It is a curious state of affairs but the more safe, secure and established a democracy is, the less value there seems to be placed on the right to vote or regard given to the people we elect.
That scorn for the motives of those who seek political office is rather more prevalent than gratitude for the service they give is plain to see, with many declining to vote, claiming “what’s the point?”
That apathy and lack of thanks masks the fact many people give up a great deal to hold office and represent the views of their constituents.
This is never more true than for local councillors – the rewards aren’t huge but the demands in terms of hours and stress can be considerable.
One such stalwart of local democracy was Councillor Jimmy Doig who has passed away and whose funeral is on Monday.
As a councillor independent of any political party he juggled running a successful business with heading up the council while always doing the best for Perth, the city he was born and brought up in and where he lived all of his 85 years.

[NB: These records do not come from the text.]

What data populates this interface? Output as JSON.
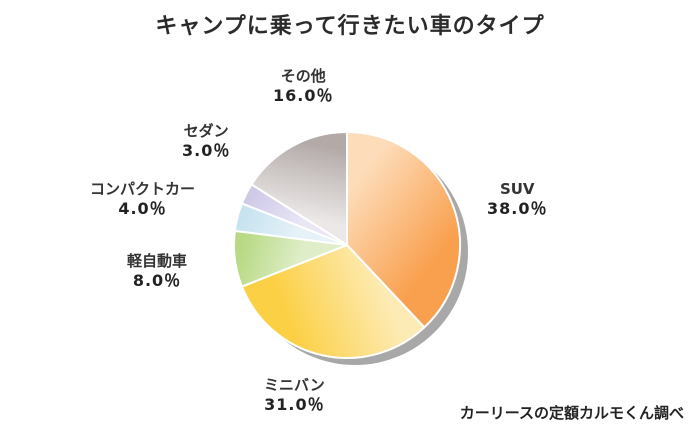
{
  "chart_data": {
    "type": "pie",
    "title": "キャンプに乗って行きたい車のタイプ",
    "slices": [
      {
        "name": "SUV",
        "value": 38.0,
        "label": "38.0％",
        "color": "#f9a04e",
        "color_light": "#fddcb9"
      },
      {
        "name": "ミニバン",
        "value": 31.0,
        "label": "31.0％",
        "color": "#fcd045",
        "color_light": "#fdebb5"
      },
      {
        "name": "軽自動車",
        "value": 8.0,
        "label": "8.0％",
        "color": "#b7d983",
        "color_light": "#dfeec9"
      },
      {
        "name": "コンパクトカー",
        "value": 4.0,
        "label": "4.0％",
        "color": "#c7e3f0",
        "color_light": "#e6f2f8"
      },
      {
        "name": "セダン",
        "value": 3.0,
        "label": "3.0％",
        "color": "#cfc9e8",
        "color_light": "#e9e6f5"
      },
      {
        "name": "その他",
        "value": 16.0,
        "label": "16.0％",
        "color": "#b3aaa8",
        "color_light": "#ebe8e7"
      }
    ],
    "start": "12 o'clock",
    "direction": "clockwise",
    "legend": "none"
  },
  "source": "カーリースの定額カルモくん調べ"
}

He served on the council for 40 years and tribute was paid by the current leader of the council administration, Ian Miller, who described Mr Doig as ““plain speaking, down to earth and fiercely proud of Perth and Kinross”.
Mr Miller too has worked in local government for 22 years but has decided to retire without seeking re-election in the forthcoming May elections.
Over that time he has headed up an administration which has seen Perth and Kinross prosper and grow, laying the foundations for the City of Culture 2021 bid.